Conte walks away, carousel spins again
The path back to the Maradona has opened because Conte is stepping off the project a year early. His tenure, expected to bring long-term stability and a ruthless edge, will end this summer. He has informed the hierarchy in advance, begun his farewells around the city, and accepted that this chapter closes sooner than planned.
It feels oddly familiar. In 2018, Sarri followed Conte at Chelsea. This time, the carousel turns in reverse: Conte out, Sarri in, again.
With Napoli currently second in Serie A, three points clear of AC Milan and Roma heading into the final matchday, De Laurentiis has moved quickly. There will be no vacuum at the top. No drift. Just a calculated return to a coach who knows the club, the stadium, the pressure.
Breaking from Rome
Before Sarri can ink his deal in Naples, one more door has to shut. His exit from Lazio must be finalised.
Relations in the capital have frayed. Tensions between Sarri and president Claudio Lotito have reached breaking point, and the message from above has grown blunt. Lotito’s line that “in life everyone is useful and no one is indispensable” left little room for interpretation. It sounded like a farewell, not a warning.
On the pitch, the season has underlined the fracture. Lazio sit ninth, locked out of European football for next year, a disappointing campaign for a club that had grown used to dining at the continental table. For Sarri, it has been a step backwards after the silverware he collected elsewhere.
He left Chelsea with a UEFA Europa League title in 2019. He took Juventus to the Scudetto in 2019-2020. The medals are there, the proof that his ideas can end with a trophy in the captain’s hands.
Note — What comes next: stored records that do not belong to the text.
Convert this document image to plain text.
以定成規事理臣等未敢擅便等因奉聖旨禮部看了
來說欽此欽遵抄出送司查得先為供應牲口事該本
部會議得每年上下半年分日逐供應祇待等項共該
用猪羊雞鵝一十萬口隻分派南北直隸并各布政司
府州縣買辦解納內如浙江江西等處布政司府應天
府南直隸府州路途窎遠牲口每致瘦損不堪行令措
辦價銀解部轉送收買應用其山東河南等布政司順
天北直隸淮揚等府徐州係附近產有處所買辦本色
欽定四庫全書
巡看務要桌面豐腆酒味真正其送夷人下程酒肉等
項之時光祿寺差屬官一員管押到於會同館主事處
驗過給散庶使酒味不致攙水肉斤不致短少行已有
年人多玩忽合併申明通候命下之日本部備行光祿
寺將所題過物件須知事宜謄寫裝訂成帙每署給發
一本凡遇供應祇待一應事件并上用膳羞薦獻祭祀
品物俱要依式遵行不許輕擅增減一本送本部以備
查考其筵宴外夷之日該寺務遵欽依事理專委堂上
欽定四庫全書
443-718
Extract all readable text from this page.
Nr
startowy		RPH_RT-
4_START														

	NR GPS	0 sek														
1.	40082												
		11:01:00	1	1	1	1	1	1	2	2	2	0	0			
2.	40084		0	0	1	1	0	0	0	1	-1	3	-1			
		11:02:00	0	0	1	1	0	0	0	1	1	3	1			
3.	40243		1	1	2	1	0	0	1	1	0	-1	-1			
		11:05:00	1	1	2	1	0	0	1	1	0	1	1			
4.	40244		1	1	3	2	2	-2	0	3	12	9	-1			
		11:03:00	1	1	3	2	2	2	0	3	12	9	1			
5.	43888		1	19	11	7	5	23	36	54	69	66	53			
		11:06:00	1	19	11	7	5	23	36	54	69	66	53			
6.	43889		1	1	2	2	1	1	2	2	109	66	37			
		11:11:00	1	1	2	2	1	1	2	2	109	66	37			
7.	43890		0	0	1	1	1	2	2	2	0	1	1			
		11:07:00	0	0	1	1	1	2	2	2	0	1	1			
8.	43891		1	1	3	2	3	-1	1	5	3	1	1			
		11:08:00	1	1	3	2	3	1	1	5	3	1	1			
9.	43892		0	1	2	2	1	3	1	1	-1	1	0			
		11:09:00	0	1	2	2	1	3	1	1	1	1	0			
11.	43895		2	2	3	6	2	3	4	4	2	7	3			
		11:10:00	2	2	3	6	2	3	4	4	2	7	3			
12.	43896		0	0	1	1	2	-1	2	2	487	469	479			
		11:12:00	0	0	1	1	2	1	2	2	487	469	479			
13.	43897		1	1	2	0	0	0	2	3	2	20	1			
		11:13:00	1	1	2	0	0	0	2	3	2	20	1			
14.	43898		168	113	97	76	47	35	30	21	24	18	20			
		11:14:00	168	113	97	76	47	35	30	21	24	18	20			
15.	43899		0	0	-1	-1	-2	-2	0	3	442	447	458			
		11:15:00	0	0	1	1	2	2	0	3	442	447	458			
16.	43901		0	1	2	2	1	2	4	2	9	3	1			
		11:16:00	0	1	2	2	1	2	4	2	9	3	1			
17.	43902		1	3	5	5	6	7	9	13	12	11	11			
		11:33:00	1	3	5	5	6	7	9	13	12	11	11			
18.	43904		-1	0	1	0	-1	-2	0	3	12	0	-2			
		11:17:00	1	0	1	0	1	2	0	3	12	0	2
Napoli never saw that side of him. Not yet.
Klose waits in the wings
Lazio, for their part, are already looking beyond Sarri. Miroslav Klose has emerged as the leading candidate to take over the Biancocelesti after impressing at Nürnberg. A World Cup legend, a young coach still shaping his own philosophy, he represents a clean break from the current regime.
If Lotito follows through, Rome will pivot to a new project while Sarri heads south to revisit an old one.
A second shot at the dream
For Sarri, the stakes are obvious. Napoli’s recent Scudetto, won under Spalletti, stung him in a way he has openly admitted: a mix of pride and envy. He had taken the club so close. Someone else finished the job.
Now he has the chance to chase that dream in the same stadium, with a fanbase that never quite stopped chanting his name. This time, he arrives not as the outsider from Empoli, but as a decorated coach, with European and domestic titles on his CV and the scars of a difficult year in Rome still fresh.
Napoli stand near the top again. The squad will evolve, the pressure will be unforgiving, and the memory of that 91-point season will hang over every performance.
The flame of Sarrismo is about to be tested. Not as a romantic idea, but as a route back to the very top of Italian football.